The Minnesota Legislature on Thursday passed, and Gov. Rudy Perpich signed, a bill to help thwart a threatened hostile takeover of Dayton Hudson Corp., the giant retailer based in Minneapolis.
"The Legislature has crafted a bill that is balanced among the interests of shareholders, management, employees and the community," Perpich said at the signing ceremony.
The bill cleared the House on a 120-5 vote and the Senate by 57-0.
"I would characterize this as an emergency," said Senate Majority Leader Roger Moe before the afternoon opening of a special session to consider the bill.
Moe said the situation confronting Dayton Hudson probably was the most serious since the Legislature was called to its first special session in 1862, to deal with an Indian uprising.
Perpich called the special session Wednesday night, six days after it was requested by officials of Dayton Hudson, which employs 34,000 Minnesotans.
Dayton Hudson sought the session after learning that Dart Group Corp., a Landover, Md.-based retail group, had acquired a substantial stake in the company.
Perpich required agreement by key lawmakers from the Democratic-Farmer-Labor Party, which controls both legislative chambers, and Independent-Republicans before he would call the session.
After three days of hearings on proposals advanced by Dayton Hudson and supported by other corporations and business and labor organizations, lawmakers agreed late Wednesday on legislation that borrows heavily from an Indiana law, which was upheld by the Supreme Court in April, and other states' laws.
One major provision in the bill prohibits an investor that takes control of a company in a hostile takeover from selling any of the target company's assets for five years.
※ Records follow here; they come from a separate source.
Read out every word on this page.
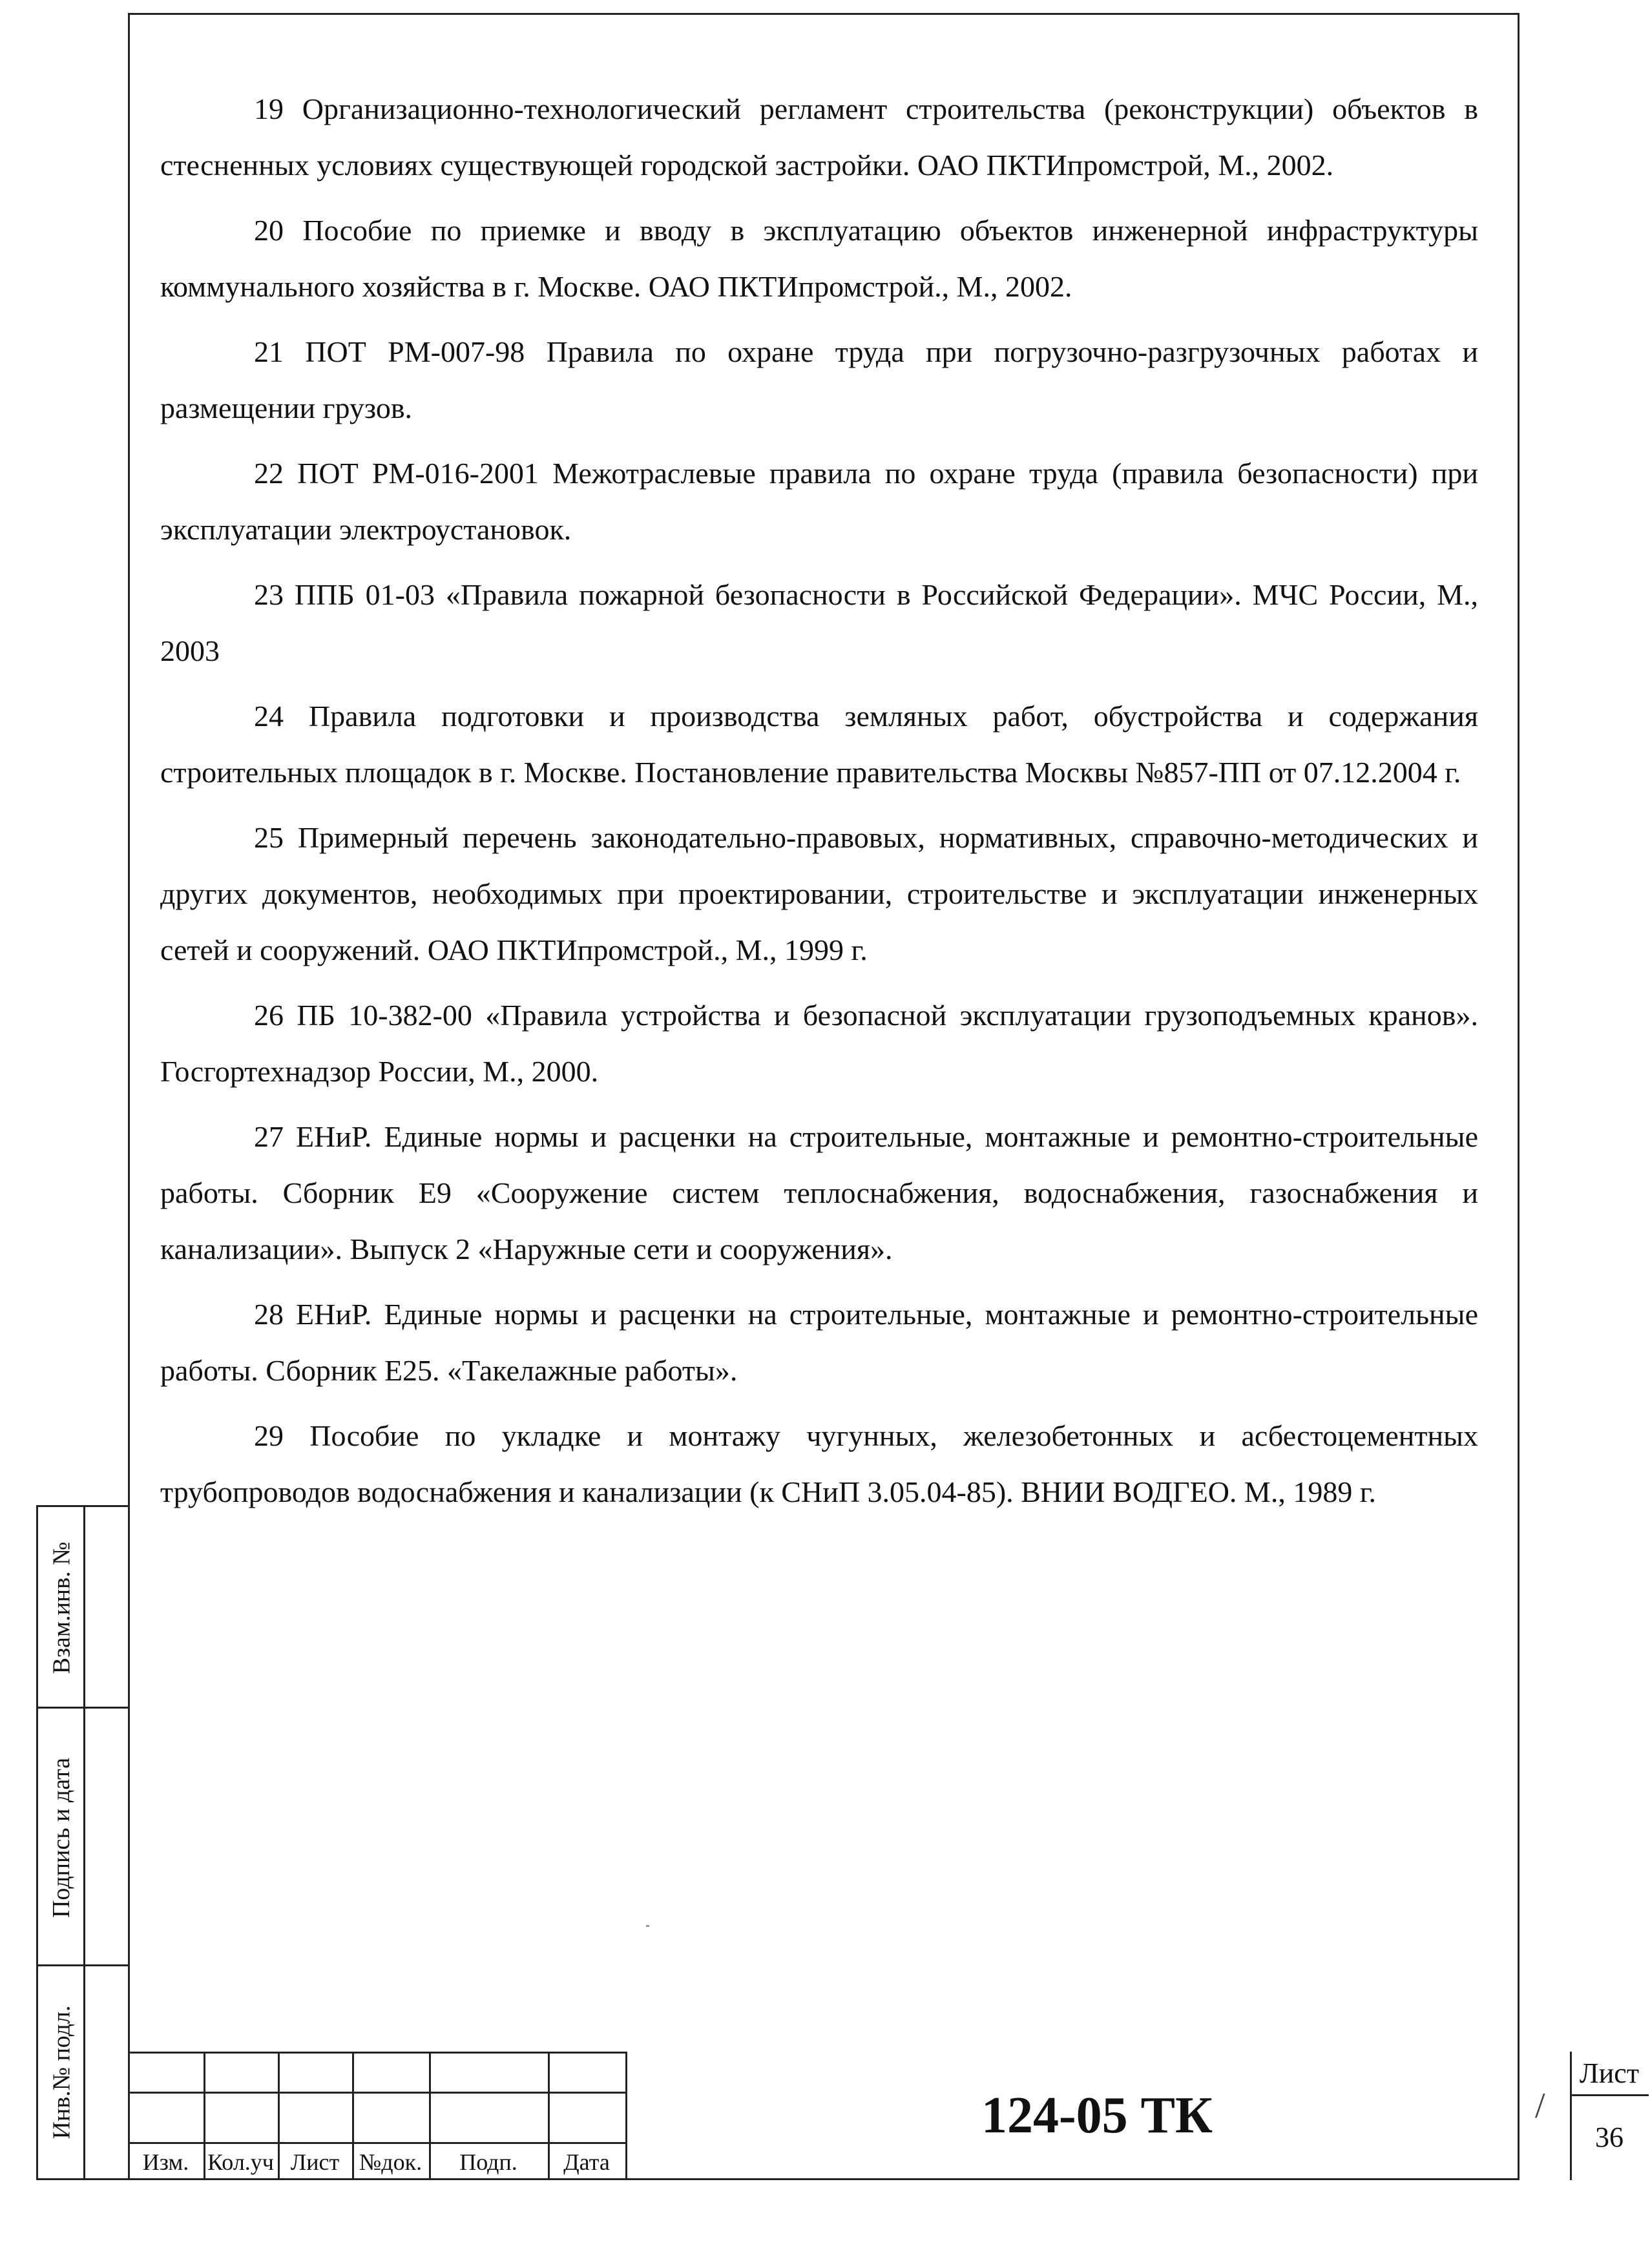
19 Организационно-технологический регламент строительства (реконструкции) объектов в стесненных условиях существующей городской застройки. ОАО ПКТИпромстрой, М., 2002.

20 Пособие по приемке и вводу в эксплуатацию объектов инженерной инфраструктуры коммунального хозяйства в г. Москве. ОАО ПКТИпромстрой., М., 2002.

21 ПОТ РМ-007-98 Правила по охране труда при погрузочно-разгрузочных работах и размещении грузов.

22 ПОТ РМ-016-2001 Межотраслевые правила по охране труда (правила безопасности) при эксплуатации электроустановок.

23 ППБ 01-03 «Правила пожарной безопасности в Российской Федерации». МЧС России, М., 2003

24 Правила подготовки и производства земляных работ, обустройства и содержания строительных площадок в г. Москве. Постановление правительства Москвы №857-ПП от 07.12.2004 г.

25 Примерный перечень законодательно-правовых, нормативных, справочно-методических и других документов, необходимых при проектировании, строительстве и эксплуатации инженерных сетей и сооружений. ОАО ПКТИпромстрой., М., 1999 г.

26 ПБ 10-382-00 «Правила устройства и безопасной эксплуатации грузоподъемных кранов». Госгортехнадзор России, М., 2000.

27 ЕНиР. Единые нормы и расценки на строительные, монтажные и ремонтно-строительные работы. Сборник Е9 «Сооружение систем теплоснабжения, водоснабжения, газоснабжения и канализации». Выпуск 2 «Наружные сети и сооружения».

28 ЕНиР. Единые нормы и расценки на строительные, монтажные и ремонтно-строительные работы. Сборник Е25. «Такелажные работы».

29 Пособие по укладке и монтажу чугунных, железобетонных и асбестоцементных трубопроводов водоснабжения и канализации (к СНиП 3.05.04-85). ВНИИ ВОДГЕО. М., 1989 г.

Взам.инв. №
Подпись и дата
Инв.№ подл.
Изм. Кол.уч Лист №док.	Подп.	Дата
124-05 ТК
Лист
36
/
That is expected to make lenders reluctant to finance such takeovers, which would be paid off by the sale of assets.
The bill also allows a company's board considering a takeover bid to take into account the interests of employees, customers, suppliers, the community and society, as well as the interests of stockholders.
Those provisions are retroactive to June 1.
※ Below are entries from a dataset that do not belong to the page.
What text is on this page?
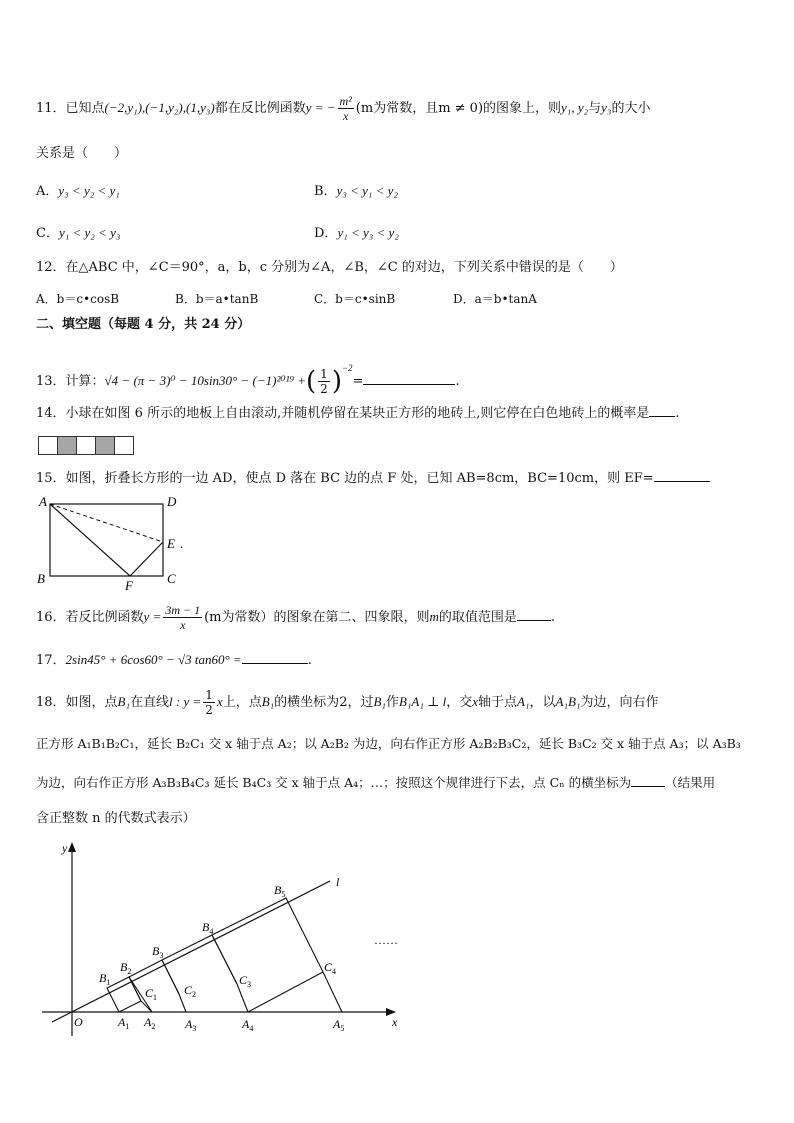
11．已知点(−2,y₁),(−1,y₂),(1,y₃)都在反比例函数y = − $\frac{\text{m²}}{x} (m$为常数，且m ≠ 0)的图象上，则y₁, y₂与y₃的大小
关系是（　　）
A．y₃ < y₂ < y₁	B．y₃ < y₁ < y₂
C．y₁ < y₂ < y₃	D．y₁ < y₃ < y₂
12．在△ABC 中，∠C＝90°，a，b，c 分别为∠A，∠B，∠C 的对边，下列关系中错误的是（　　）
A．b＝c•cosB	B．b＝a•tanB	C．b＝c•sinB	D．a＝b•tanA
二、填空题（每题 4 分，共 24 分）
13．计算：√4 − (π − 3)⁰ − 10sin30° − (−1)²⁰¹⁹ +( $\frac{1}{2} )^{-2}=$	.
14．小球在如图 6 所示的地板上自由滚动,并随机停留在某块正方形的地砖上,则它停在白色地砖上的概率是 .
15．如图，折叠长方形的一边 AD，使点 D 落在 BC 边的点 F 处，已知 AB=8cm，BC=10cm，则 EF=
A	D
E .
B	F	C
16．若反比例函数$y = \frac{3m - 1}{x} (m$为常数）的图象在第二、四象限，则m的取值范围是	.
17．2sin45° + 6cos60° − √3 tan60° =	.
18．如图，点B₁在直线l : $y = \frac{1}{2}$ x上，点B₁的横坐标为2，过B₁作B₁A₁ ⊥ l，交x轴于点A₁，以A₁B₁为边，向右作
正方形 A₁B₁B₂C₁，延长 B₂C₁ 交 x 轴于点 A₂；以 A₂B₂ 为边，向右作正方形 A₂B₂B₃C₂，延长 B₃C₂ 交 x 轴于点 A₃；以 A₃B₃
为边，向右作正方形 A₃B₃B₄C₃ 延长 B₄C₃ 交 x 轴于点 A₄；…；按照这个规律进行下去，点 Cₙ 的横坐标为	（结果用
含正整数 n 的代数式表示）
y
x
O
l
……
$B_1$
$B_2$
$B_3$
$B_4$
$B_5$
$C_1$
$C_2$
$C_3$
$C_4$
$A_1$ $A_2$ $A_3$	$A_4$	$A_5$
The bill also includes two provisions that were not requested by Dayton Hudson but were endorsed by Commerce Commissioner Michael Hatch and Atty. Gen. Hubert H. Humphrey III.
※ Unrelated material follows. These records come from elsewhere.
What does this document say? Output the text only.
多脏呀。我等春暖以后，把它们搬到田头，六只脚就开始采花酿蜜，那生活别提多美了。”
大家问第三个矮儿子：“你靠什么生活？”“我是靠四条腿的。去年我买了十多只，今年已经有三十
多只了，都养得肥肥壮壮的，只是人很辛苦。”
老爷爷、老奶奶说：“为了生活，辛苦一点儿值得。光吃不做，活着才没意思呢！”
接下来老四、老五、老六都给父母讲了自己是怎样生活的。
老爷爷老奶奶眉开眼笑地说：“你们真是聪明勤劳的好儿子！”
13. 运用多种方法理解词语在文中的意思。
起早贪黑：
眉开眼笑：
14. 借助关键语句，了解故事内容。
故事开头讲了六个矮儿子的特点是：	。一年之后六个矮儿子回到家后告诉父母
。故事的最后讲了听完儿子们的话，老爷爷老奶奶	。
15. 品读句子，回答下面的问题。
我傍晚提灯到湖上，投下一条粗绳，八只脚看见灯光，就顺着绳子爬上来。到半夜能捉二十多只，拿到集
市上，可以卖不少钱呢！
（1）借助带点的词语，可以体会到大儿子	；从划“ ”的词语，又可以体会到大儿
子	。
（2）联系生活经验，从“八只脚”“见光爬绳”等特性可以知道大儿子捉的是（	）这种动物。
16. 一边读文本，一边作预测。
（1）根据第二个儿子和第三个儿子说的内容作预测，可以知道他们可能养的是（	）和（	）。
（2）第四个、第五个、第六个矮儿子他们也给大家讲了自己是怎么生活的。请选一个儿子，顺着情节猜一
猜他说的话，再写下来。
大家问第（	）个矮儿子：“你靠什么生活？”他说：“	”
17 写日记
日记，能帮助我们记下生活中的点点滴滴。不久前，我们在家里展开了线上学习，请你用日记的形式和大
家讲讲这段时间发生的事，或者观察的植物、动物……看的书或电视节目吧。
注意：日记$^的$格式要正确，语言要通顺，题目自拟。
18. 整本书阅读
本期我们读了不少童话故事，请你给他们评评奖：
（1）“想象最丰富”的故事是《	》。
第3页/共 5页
One provision restricts the practice of "greenmail," the use of corporate funds to buy back stock from corporate raiders at premium prices. That provision, effective next March 1, would prohibit a company that is trying to buy out a raider from offering a premium price for more than 5% of its voting shares unless it got shareholder permission at a meeting or unless it offered the same price to all shareholders.
The other provision would prohibit the target company's executives from negotiating lucrative severance packages, called "golden parachutes," while they were considering a tender offer. That provision is effective the day after enactment.
Dayton Hudson, which owns the Target and Mervyn's chains, is one of the nation's largest general retailers, with sales of about $9.05 billion in its 1986 fiscal year.
In another development, federal officials reportedly are investigating whether stockbroker P. David Herrlinger, whose bogus offer for Dayton Hudson shocked Wall Street on Tuesday, told his stockbroker brother of the offer beforehand.
The Securities and Exchange Commission is trying to determine whether David Herrlinger told his brother, Thomas Herrlinger of Albuquerque, N.M., of the phony offer before it was announced, the Cincinnati Enquirer reported.
Separately, three New York investors filed a federal lawsuit Thursday seeking unspecified damages from Herrlinger on the grounds they lost money because of gyrations in Dayton Hudson's stock price after the phony offer.
In the class-action lawsuit filed against David Herrlinger, the three investors, Jacob and Sandra Elbogen, of Brooklyn, N.Y., and Joseph Pascal, listed as a resident of New York State, said they purchased a total of 600 Dayton Hudson shares Tuesday after hearing of Herrlinger's takeover attempt.